I am thinking about this when Cecilia asks to go upstairs; she keeps tugging at the bracelets on her wrists with eyelids downturned like wilting petals dropping closer to the floor. She was happy this morning when we were all in our room, singing to the record Lux had snuck from under her bed and comparing the feeble muscles in our arms. Is the boys’ presence ageing her, trussing her up into a womanly figure instead of the mess of a girl she is? So, in the seconds later, when Cecilia flings herself to her death, part of me knows that she did not jump from that ledge but was pushed by the hands of Time and the restless boys who willed its minutes to tick faster in their greed to turn a young girl into an object of shared fantasies. 

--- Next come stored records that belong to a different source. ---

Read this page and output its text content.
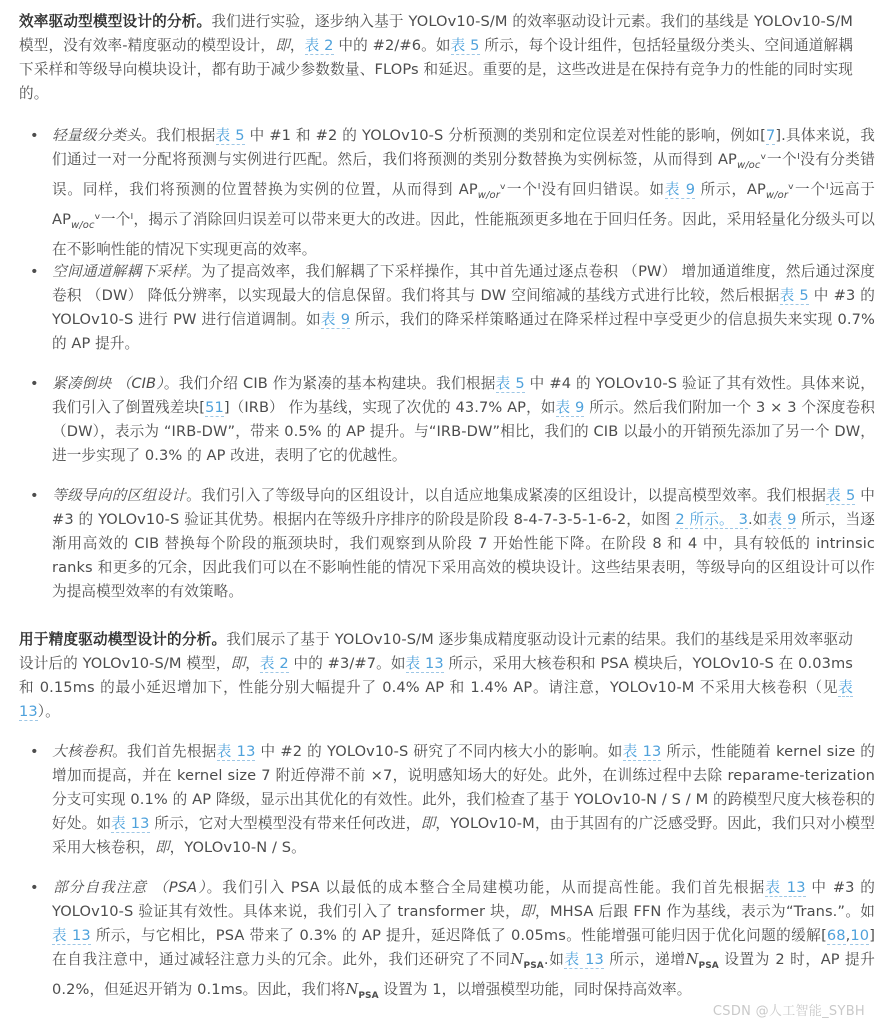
效率驱动型模型设计的分析。我们进行实验，逐步纳入基于 YOLOv10-S/M 的效率驱动设计元素。我们的基线是 YOLOv10-S/M 模型，没有效率-精度驱动的模型设计，即，表 2 中的 #2/#6。如表 5 所示，每个设计组件，包括轻量级分类头、空间通道解耦下采样和等级导向模块设计，都有助于减少参数数量、FLOPs 和延迟。重要的是，这些改进是在保持有竞争力的性能的同时实现的。

• 轻量级分类头。我们根据表 5 中 #1 和 #2 的 YOLOv10-S 分析预测的类别和定位误差对性能的影响，例如[7].具体来说，我们通过一对一分配将预测与实例进行匹配。然后，我们将预测的类别分数替换为实例标签，从而得到 $AP_{w/oc}ᵛ$一个ᴵ没有分类错误。同样，我们将预测的位置替换为实例的位置，从而得到 $AP_{w/or}ᵛ$一个ᴵ没有回归错误。如表 9 所示，$AP_{w/or}ᵛ$一个ᴵ远高于 $AP_{w/oc}ᵛ$一个ᴵ，揭示了消除回归误差可以带来更大的改进。因此，性能瓶颈更多地在于回归任务。因此，采用轻量化分级头可以在不影响性能的情况下实现更高的效率。

• 空间通道解耦下采样。为了提高效率，我们解耦了下采样操作，其中首先通过逐点卷积 （PW） 增加通道维度，然后通过深度卷积 （DW） 降低分辨率，以实现最大的信息保留。我们将其与 DW 空间缩减的基线方式进行比较，然后根据表 5 中 #3 的 YOLOv10-S 进行 PW 进行信道调制。如表 9 所示，我们的降采样策略通过在降采样过程中享受更少的信息损失来实现 0.7% 的 AP 提升。

• 紧凑倒块 （CIB）。我们介绍 CIB 作为紧凑的基本构建块。我们根据表 5 中 #4 的 YOLOv10-S 验证了其有效性。具体来说，我们引入了倒置残差块[51]（IRB） 作为基线，实现了次优的 43.7% AP，如表 9 所示。然后我们附加一个 3 × 3 个深度卷积 （DW），表示为 “IRB-DW”，带来 0.5% 的 AP 提升。与“IRB-DW”相比，我们的 CIB 以最小的开销预先添加了另一个 DW，进一步实现了 0.3% 的 AP 改进，表明了它的优越性。

• 等级导向的区组设计。我们引入了等级导向的区组设计，以自适应地集成紧凑的区组设计，以提高模型效率。我们根据表 5 中 #3 的 YOLOv10-S 验证其优势。根据内在等级升序排序的阶段是阶段 8-4-7-3-5-1-6-2，如图 2 所示。 3.如表 9 所示，当逐渐用高效的 CIB 替换每个阶段的瓶颈块时，我们观察到从阶段 7 开始性能下降。在阶段 8 和 4 中，具有较低的 intrinsic ranks 和更多的冗余，因此我们可以在不影响性能的情况下采用高效的模块设计。这些结果表明，等级导向的区组设计可以作为提高模型效率的有效策略。

用于精度驱动模型设计的分析。我们展示了基于 YOLOv10-S/M 逐步集成精度驱动设计元素的结果。我们的基线是采用效率驱动设计后的 YOLOv10-S/M 模型，即，表 2 中的 #3/#7。如表 13 所示，采用大核卷积和 PSA 模块后，YOLOv10-S 在 0.03ms 和 0.15ms 的最小延迟增加下，性能分别大幅提升了 0.4% AP 和 1.4% AP。请注意，YOLOv10-M 不采用大核卷积（见表 13）。

• 大核卷积。我们首先根据表 13 中 #2 的 YOLOv10-S 研究了不同内核大小的影响。如表 13 所示，性能随着 kernel size 的增加而提高，并在 kernel size 7 附近停滞不前 ×7，说明感知场大的好处。此外，在训练过程中去除 reparame-terization 分支可实现 0.1% 的 AP 降级，显示出其优化的有效性。此外，我们检查了基于 YOLOv10-N / S / M 的跨模型尺度大核卷积的好处。如表 13 所示，它对大型模型没有带来任何改进，即，YOLOv10-M，由于其固有的广泛感受野。因此，我们只对小模型采用大核卷积，即，YOLOv10-N / S。

• 部分自我注意 （PSA）。我们引入 PSA 以最低的成本整合全局建模功能，从而提高性能。我们首先根据表 13 中 #3 的 YOLOv10-S 验证其有效性。具体来说，我们引入了 transformer 块，即，MHSA 后跟 FFN 作为基线，表示为“Trans.”。如表 13 所示，与它相比，PSA 带来了 0.3% 的 AP 提升，延迟降低了 0.05ms。性能增强可能归因于优化问题的缓解[68,10]在自我注意中，通过减轻注意力头的冗余。此外，我们还研究了不同$N_{PSA}$.如表 13 所示，递增$N_{PSA}$ 设置为 2 时，AP 提升 0.2%，但延迟开销为 0.1ms。因此，我们将$N_{PSA}$ 设置为 1，以增强模型功能，同时保持高效率。

CSDN @人工智能_SYBH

Bloody and broken, like an effigy of a biblical sacrifice, our eyes meet the mass of white and red that is now my sister: how can she look so perfectly pure - frozen in a state of girlhood- when God was clearly never on her side? How can our own thirst for violence burn in our throats when we spy her punctured chest? In books, it is always women who suffer the impalement of fence spikes and the sting of society’s cold shoulder, yet my sister was more than a battleground but a real, beating heart of frustration and longing, the same as any boy. Yet when herded into a corner, by futile parents and an all-knowing town, the wounded animal has no-one left to bite but itself.

Lux jokes that whilst the boys over the road may feature briefly in our lives as passing thoughts of puzzlement and possibility, they’ll likely write novels about us. I wonder whether through their words we will become as hazy and hollow as the women on our shelves- as purely physical as the literature our mother plans to burn- or if something more could be spooned from us: if a girl like myself could pick up the pages and see the honest truth that all had failed to recognise- that no amount of clinical love or prying obsession can ease, or comprehend, the horror of being a teenage girl in a world that does not care. Maybe she could read our story and understand that being a young girl is scary and unrelenting, like a raging fire, yet simultaneously thrumming with sparkling, unadulterated hope.

None of us Lisbon girls were understood as beautiful in the ways that mattered. Yet perhaps the girl who reads our story won’t only see us for more than our suffering, but grow to see herself and others through unclouded eyes too.